Another chart, with a very long name, shows that putting caps on drug reimbursements increases the number of more adverse consequences suffered by patients, off-setting the savings in prescription costs.
The Robert Wood Johnson Foundation is another NGO that focuses a good bit of attention on chronic care (click for Web reference). Here's a quote from RWJ:
[Deficiencies in current management of chronic diseases] include:
- Rushed practitioners not following established practice guidelines
- Lack of care coordination
- Lack of active follow-up to ensure the best outcomes
- Patients inadequately trained to manage their illnesses
Overcoming these deficiencies will require nothing less than a transformation of health care, from a system that is essentially reactive - responding mainly when a person is sick - to one that is proactive and focused on keeping a person as healthy as possible.
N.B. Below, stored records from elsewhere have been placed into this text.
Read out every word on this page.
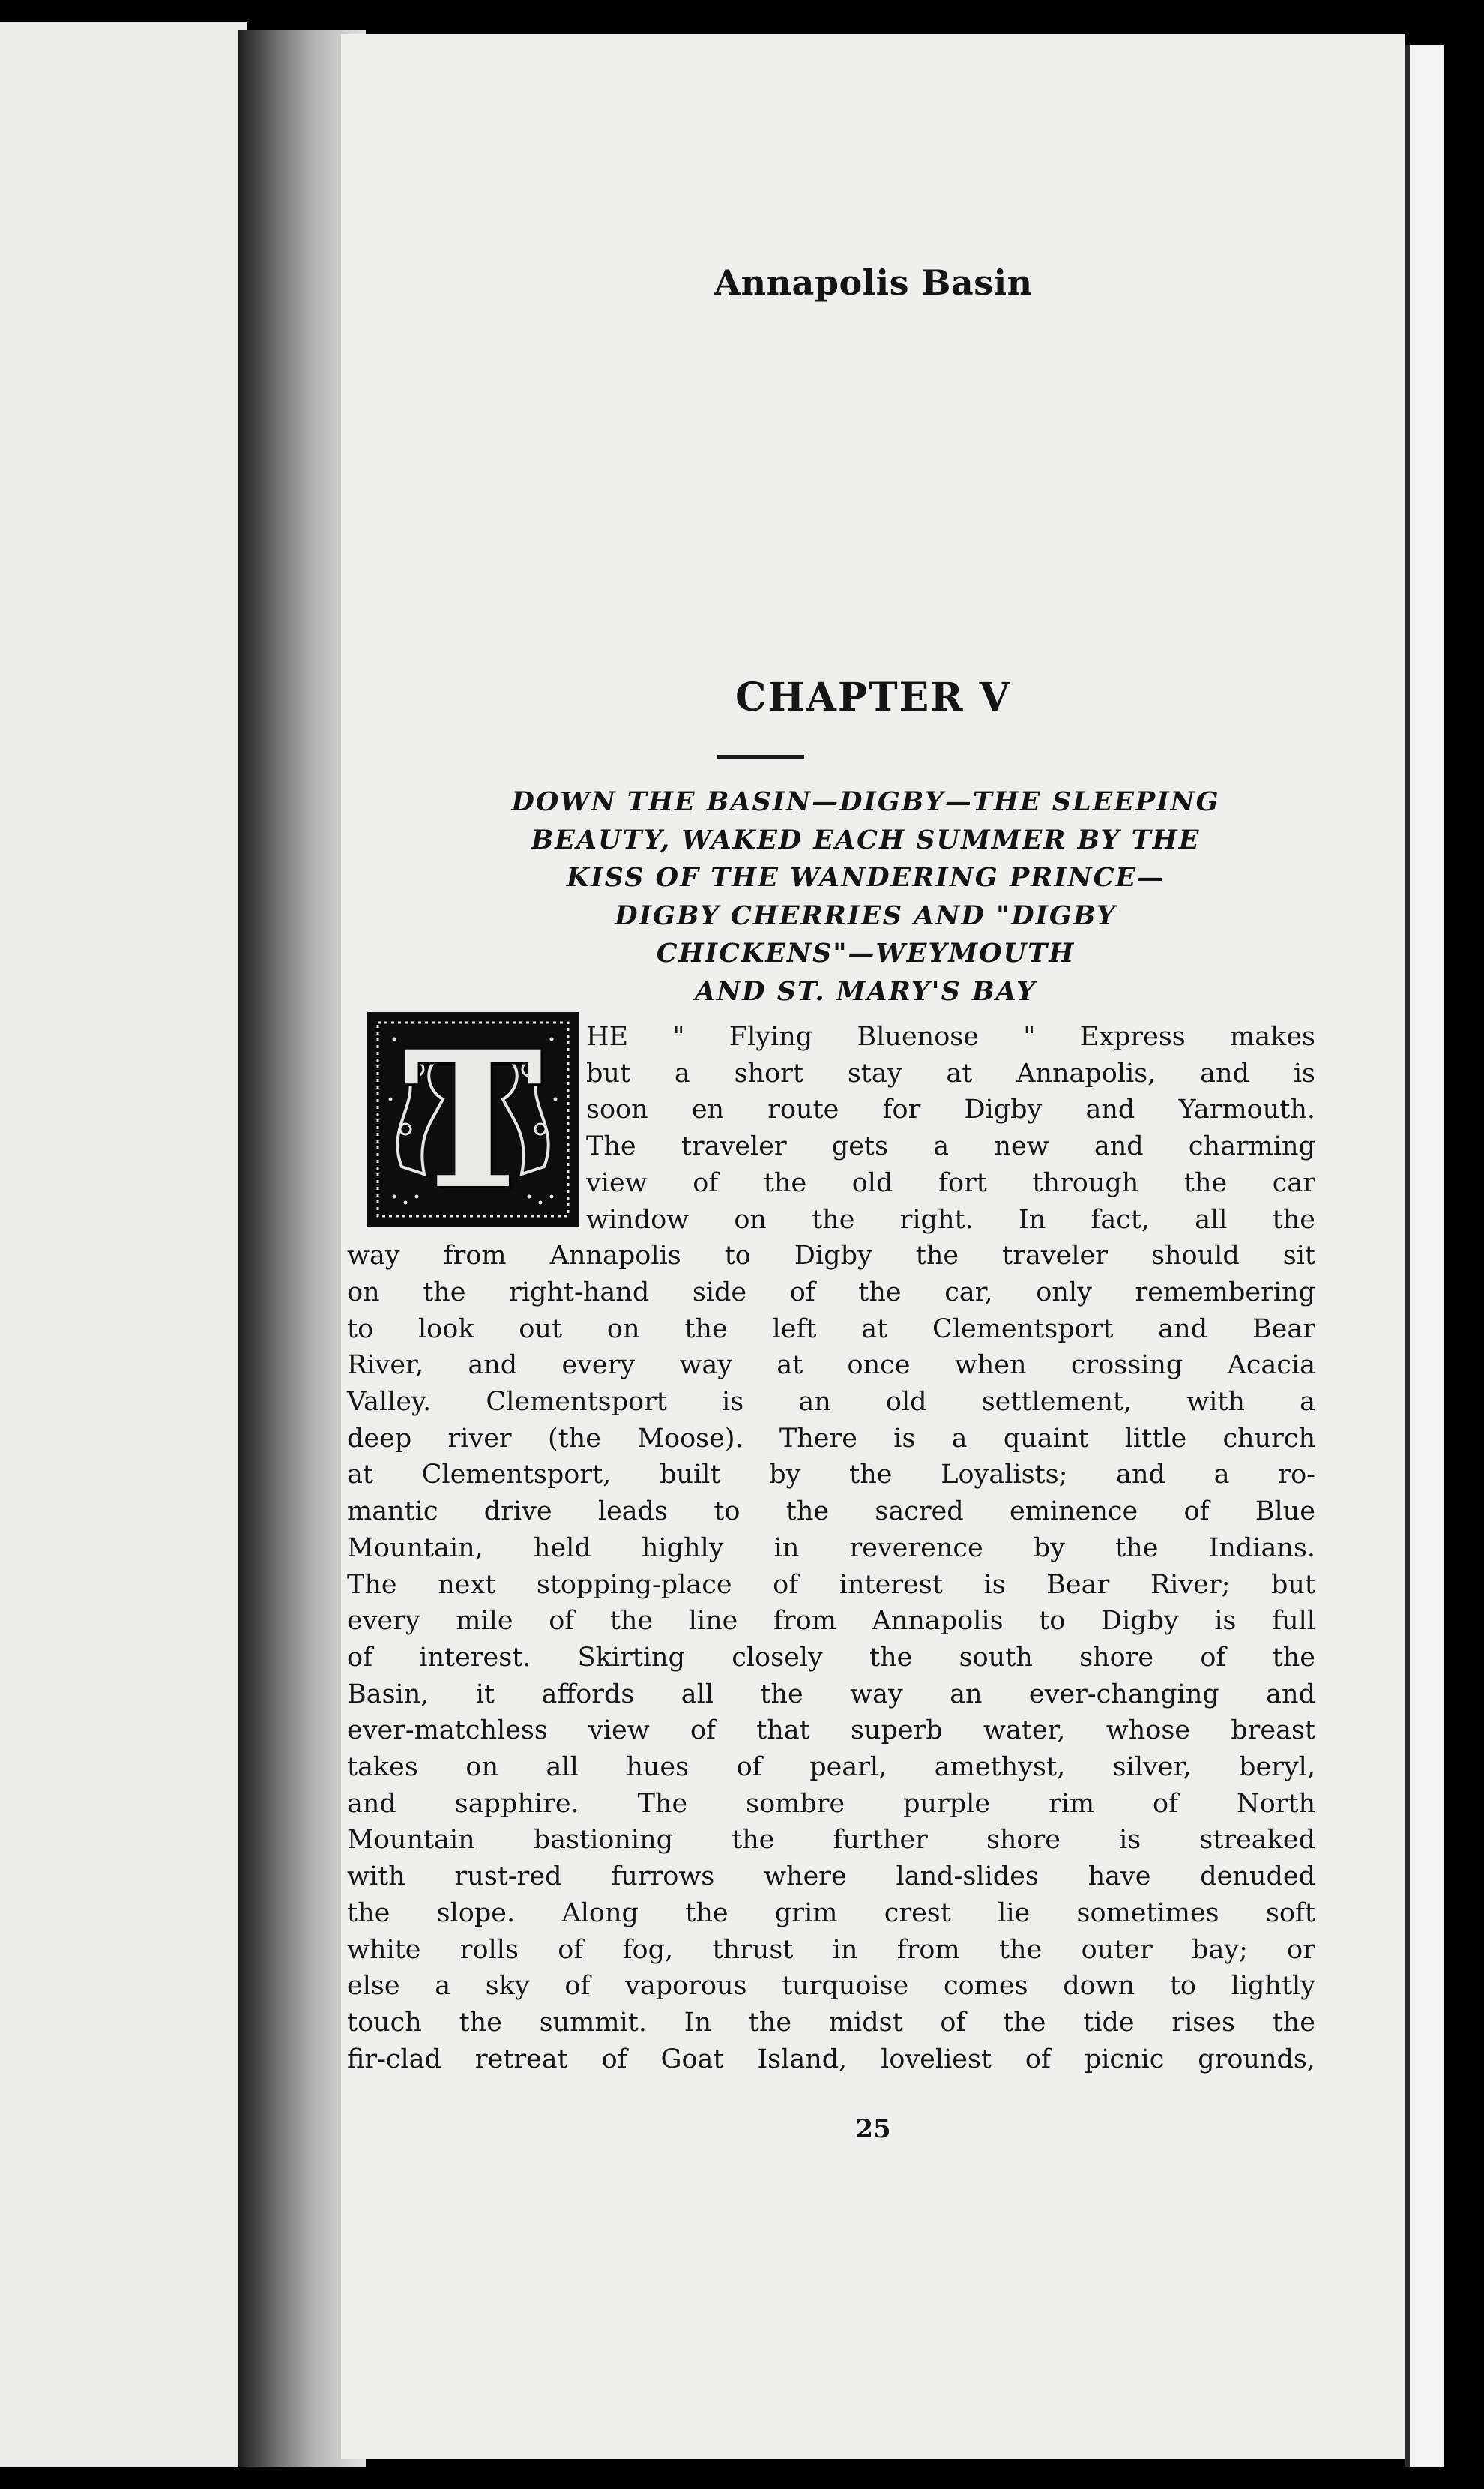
Annapolis Basin
CHAPTER V
DOWN THE BASIN—DIGBY—THE SLEEPING
BEAUTY, WAKED EACH SUMMER BY THE
KISS OF THE WANDERING PRINCE—
DIGBY CHERRIES AND "DIGBY
CHICKENS"—WEYMOUTH
AND ST. MARY'S BAY
T	HE " Flying Bluenose " Express makes
but a short stay at Annapolis, and is
soon en route for Digby and Yarmouth.
The traveler gets a new and charming
view of the old fort through the car
window on the right. In fact, all the
way from Annapolis to Digby the traveler should sit
on the right-hand side of the car, only remembering
to look out on the left at Clementsport and Bear
River, and every way at once when crossing Acacia
Valley. Clementsport is an old settlement, with a
deep river (the Moose). There is a quaint little church
at Clementsport, built by the Loyalists; and a ro-
mantic drive leads to the sacred eminence of Blue
Mountain, held highly in reverence by the Indians.
The next stopping-place of interest is Bear River; but
every mile of the line from Annapolis to Digby is full
of interest. Skirting closely the south shore of the
Basin, it affords all the way an ever-changing and
ever-matchless view of that superb water, whose breast
takes on all hues of pearl, amethyst, silver, beryl,
and sapphire. The sombre purple rim of North
Mountain bastioning the further shore is streaked
with rust-red furrows where land-slides have denuded
the slope. Along the grim crest lie sometimes soft
white rolls of fog, thrust in from the outer bay; or
else a sky of vaporous turquoise comes down to lightly
touch the summit. In the midst of the tide rises the
fir-clad retreat of Goat Island, loveliest of picnic grounds,
25
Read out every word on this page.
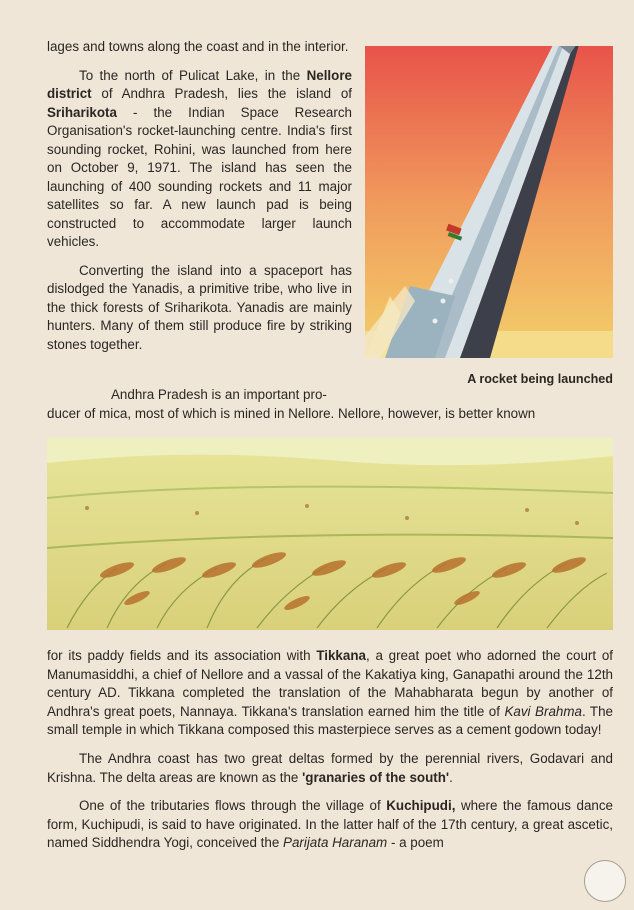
lages and towns along the coast and in the interior.

To the north of Pulicat Lake, in the Nellore district of Andhra Pradesh, lies the island of Sriharikota - the Indian Space Research Organisation's rocket-launching centre. India's first sounding rocket, Rohini, was launched from here on October 9, 1971. The island has seen the launching of 400 sounding rockets and 11 major satellites so far. A new launch pad is being constructed to accommodate larger launch vehicles.

Converting the island into a spaceport has dislodged the Yanadis, a primitive tribe, who live in the thick forests of Sriharikota. Yanadis are mainly hunters. Many of them still produce fire by striking stones together.

A rocket being launched

Andhra Pradesh is an important pro-

ducer of mica, most of which is mined in Nellore. Nellore, however, is better known

for its paddy fields and its association with Tikkana, a great poet who adorned the court of Manumasiddhi, a chief of Nellore and a vassal of the Kakatiya king, Ganapathi around the 12th century AD. Tikkana completed the translation of the Mahabharata begun by another of Andhra's great poets, Nannaya. Tikkana's translation earned him the title of Kavi Brahma. The small temple in which Tikkana composed this masterpiece serves as a cement godown today!

The Andhra coast has two great deltas formed by the perennial rivers, Godavari and Krishna. The delta areas are known as the 'granaries of the south'.

One of the tributaries flows through the village of Kuchipudi, where the famous dance form, Kuchipudi, is said to have originated. In the latter half of the 17th century, a great ascetic, named Siddhendra Yogi, conceived the Parijata Haranam - a poem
Transforming complex systems, like health care, is not easy to do. Organizing the energies and agendas of doctors, hospitals, nurses, technicians, patients, consultants private insurors, Medicare, Medicaid, and innumerable other interest groups requires more than just research and advocacy. It requires leadership than can transcend the inevitable internecine squabbling. That's why I believe that single-payer universal coverage is the best way to achieve the transformation RWJ advocates.
But back to our discussion. There's no doubt that controlling waste and duplication will help save costs and, done correctly, improve outcomes. But we need to keep our eye on the prize. Affordable, high-quality health care for everyone.